No one in the camp even knew that the guards at the gate were dead. Mwamba and Wayland had waited in the darkness outside the gate for nearly six hours listening to the chatter on the intercoms, and had discerned from all the banter exactly when the guards would be changed and when station check-ins were to occur. The guards that were dead were fresh on their shift, a seeming disadvantage since they would be awake and fresh for the fight. However, the shift change meant that there wouldn’t be a station check for at least thirty minutes to an hour, since the shift wouldn’t need to be checked on so soon after a change. They would be fresh and awake, why would they need to be checked on? It was an unwritten rule, one that the guards had adopted out of laziness rather than discipline. Nothing ever happened this far outside of town, the battle was way to the north and except for the very irregular attack on the perimeter, usually just peasant rioter rabble, there was little to fear that six armed men couldn’t easily take care of.

That unwritten rule meant two things, first that the Reckoners had at least thirty minutes before the dead men would be noticed, and second that thirty minutes was more than enough time for the Reckoners to kill every living person in the camp.
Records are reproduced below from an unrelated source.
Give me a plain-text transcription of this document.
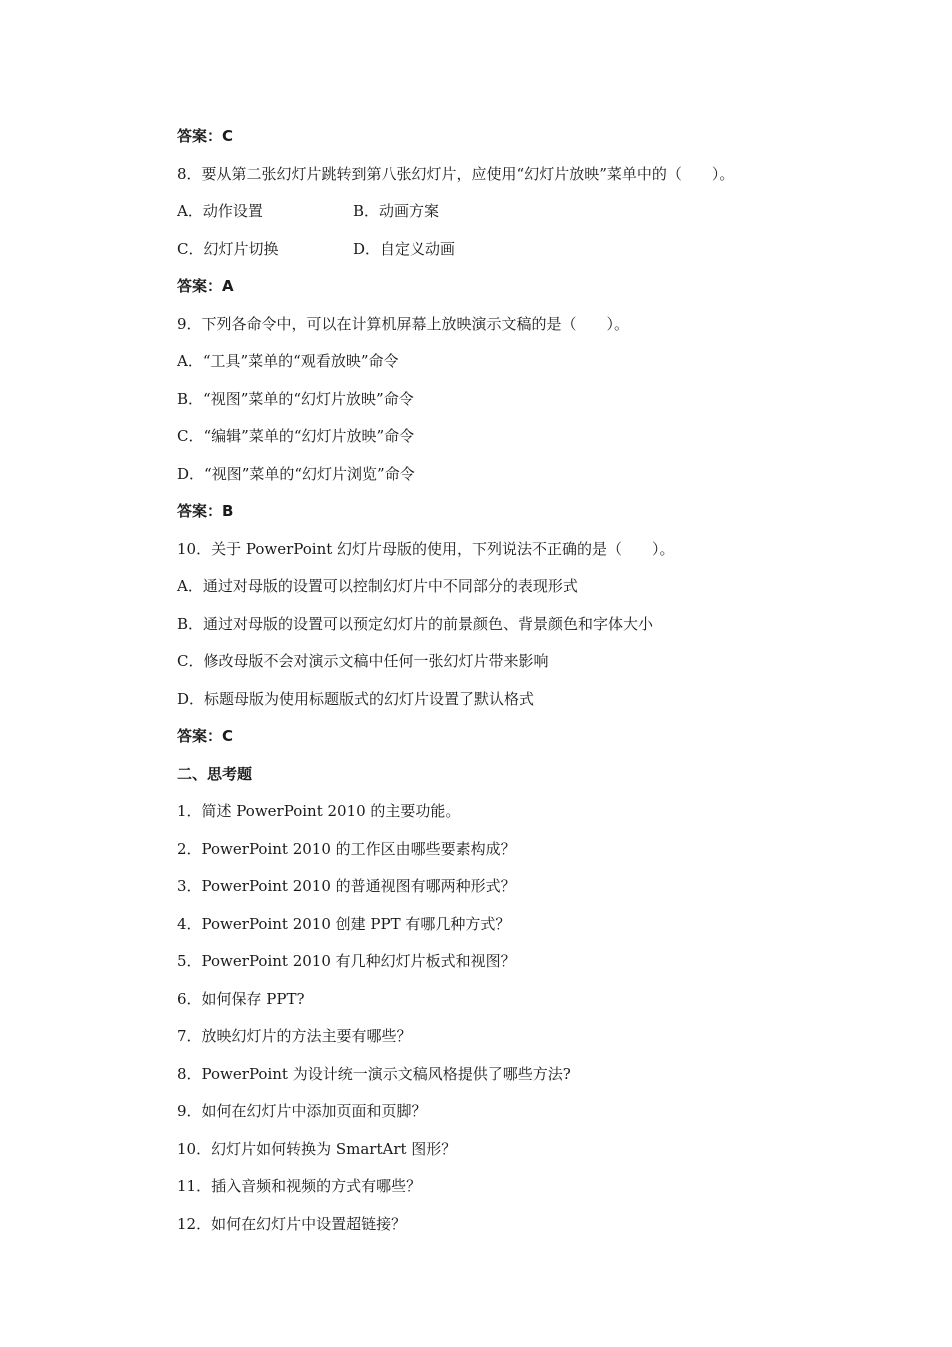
答案：C
8．要从第二张幻灯片跳转到第八张幻灯片，应使用“幻灯片放映”菜单中的（　　）。
A．动作设置	B．动画方案
C．幻灯片切换	D．自定义动画
答案：A
9．下列各命令中，可以在计算机屏幕上放映演示文稿的是（　　）。
A．“工具”菜单的“观看放映”命令
B．“视图”菜单的“幻灯片放映”命令
C．“编辑”菜单的“幻灯片放映”命令
D．“视图”菜单的“幻灯片浏览”命令
答案：B
10．关于 PowerPoint 幻灯片母版的使用，下列说法不正确的是（　　）。
A．通过对母版的设置可以控制幻灯片中不同部分的表现形式
B．通过对母版的设置可以预定幻灯片的前景颜色、背景颜色和字体大小
C．修改母版不会对演示文稿中任何一张幻灯片带来影响
D．标题母版为使用标题版式的幻灯片设置了默认格式
答案：C
二、思考题
1．简述 PowerPoint 2010 的主要功能。
2．PowerPoint 2010 的工作区由哪些要素构成？
3．PowerPoint 2010 的普通视图有哪两种形式？
4．PowerPoint 2010 创建 PPT 有哪几种方式？
5．PowerPoint 2010 有几种幻灯片板式和视图？
6．如何保存 PPT?
7．放映幻灯片的方法主要有哪些？
8．PowerPoint 为设计统一演示文稿风格提供了哪些方法?
9．如何在幻灯片中添加页面和页脚？
10．幻灯片如何转换为 SmartArt 图形？
11．插入音频和视频的方式有哪些？
12．如何在幻灯片中设置超链接？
The blueprints of the fortified mansion were invoked from the back of Mwamba’s mind as he silently led the way between infantry stations. Each station, five in total, held a six man squad. The gate was the only station that was really on its toes, the station that mattered, since its distress signal was supposed to alert all other stations to trouble. It took almost no effort for the Reckoners to burst in to each station, kicking in the metal doors on the back of the bunker, always left unlocked due to idleness or disrepair, and to kill everyone inside within thirty seconds. Six minutes had passed since the guards at the gate were dispatched, and already the entire platoon was dead except for the three squads currently off rotation sleeping in the barracks, and the pair of guards sitting in the house manning the radio and internet uplink equipment. Of the three squads in the barracks, one was showering since they had just been relieved from gate duty, one was playing poker, one member of which was in the bathroom when Bludgeon snapped his neck, and the final was off rotation and sound asleep. Mwamba and Wayland had no problem murdering unarmed and even unconscious men, because they knew what kind of men these were, and the monster who they worked for.